The taskforce would address the short and long-term challenges associated with KVDS, so knowledge could be shared to better understand the impact of the disease and develop tools to support growers.
"We know that optimising soil conditions is important for healthy root growth, and we’ll continue to work with industry so that on-orchard best practice in terms of biosecurity is maintained," Ansell said.
Recent estimates suggest that it now affects 25% of kiwi orchards in Italy, the world’s second-largest producer of the fruit – above New Zealand and below China – and is causing losses worth hundreds of millions of euros.
Because the syndrome starts in the roots, it can spread unobserved until the first leaf symptoms. By then, the decline is already too advanced.

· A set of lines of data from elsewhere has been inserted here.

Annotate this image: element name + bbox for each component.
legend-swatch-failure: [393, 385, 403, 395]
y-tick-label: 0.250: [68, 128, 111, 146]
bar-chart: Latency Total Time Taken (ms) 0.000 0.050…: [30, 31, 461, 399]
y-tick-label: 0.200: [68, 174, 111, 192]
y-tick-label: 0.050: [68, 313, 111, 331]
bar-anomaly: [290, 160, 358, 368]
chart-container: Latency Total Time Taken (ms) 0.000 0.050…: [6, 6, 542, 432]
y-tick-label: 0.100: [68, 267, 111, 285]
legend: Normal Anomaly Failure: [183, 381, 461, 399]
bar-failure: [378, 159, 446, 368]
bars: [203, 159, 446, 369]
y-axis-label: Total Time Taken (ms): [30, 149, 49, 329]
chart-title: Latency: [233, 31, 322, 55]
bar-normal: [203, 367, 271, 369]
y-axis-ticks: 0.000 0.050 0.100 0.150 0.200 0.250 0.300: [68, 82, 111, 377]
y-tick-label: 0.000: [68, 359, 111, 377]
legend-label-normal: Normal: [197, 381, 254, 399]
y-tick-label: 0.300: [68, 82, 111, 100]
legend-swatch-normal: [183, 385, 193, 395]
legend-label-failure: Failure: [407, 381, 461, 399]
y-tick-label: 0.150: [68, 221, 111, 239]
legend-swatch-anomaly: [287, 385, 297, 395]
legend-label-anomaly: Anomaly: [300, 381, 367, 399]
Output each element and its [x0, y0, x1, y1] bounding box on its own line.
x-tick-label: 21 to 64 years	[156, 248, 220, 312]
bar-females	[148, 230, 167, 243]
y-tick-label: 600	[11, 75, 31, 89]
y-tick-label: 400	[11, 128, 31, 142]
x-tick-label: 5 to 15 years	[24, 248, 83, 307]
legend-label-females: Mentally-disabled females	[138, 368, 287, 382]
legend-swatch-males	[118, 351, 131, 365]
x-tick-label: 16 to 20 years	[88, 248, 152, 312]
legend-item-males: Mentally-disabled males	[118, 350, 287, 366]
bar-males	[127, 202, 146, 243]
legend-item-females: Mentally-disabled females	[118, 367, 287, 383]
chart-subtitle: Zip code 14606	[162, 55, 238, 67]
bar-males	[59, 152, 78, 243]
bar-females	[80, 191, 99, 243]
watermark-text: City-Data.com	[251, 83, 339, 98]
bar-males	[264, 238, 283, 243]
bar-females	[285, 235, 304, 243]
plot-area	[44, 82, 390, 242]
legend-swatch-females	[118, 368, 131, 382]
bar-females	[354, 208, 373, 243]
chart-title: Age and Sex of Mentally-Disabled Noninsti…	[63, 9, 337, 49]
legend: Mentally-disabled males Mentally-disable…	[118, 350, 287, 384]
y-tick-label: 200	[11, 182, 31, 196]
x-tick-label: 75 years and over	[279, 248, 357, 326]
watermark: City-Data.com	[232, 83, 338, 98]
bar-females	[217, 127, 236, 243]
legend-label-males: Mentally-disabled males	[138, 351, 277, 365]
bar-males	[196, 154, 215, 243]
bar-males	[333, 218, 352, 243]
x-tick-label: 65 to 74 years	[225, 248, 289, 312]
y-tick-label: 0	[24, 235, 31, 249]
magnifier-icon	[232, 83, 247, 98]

“It’s like the coronavirus, if you will: when the symptoms appear, it’s already too late,” Gianni Tacconi, a genomics researcher with Italy’s Council for Agricultural Research and Economics (Crea), who has studied kiwi fruit since the early 2000s, told The Guardian.
“It’s difficult for humans to heal; for kiwi vines, I’d say it’s impossible.”
Researchers have looked for the cause in irrigation practices, bacteria, fungi, soil composition and specific replant disease – but found no clear culprit: the more they studied, the more anomalies cropped up.
The syndrome has reportedly struck old and young vines, on virgin soil and decades-old farms, killing vines at lightning speed but sparing others a few yards away. Nothing seems to stop it. Studies have found a kaleidoscope of different pathogens in sick vines – but none was present in every ailing plant.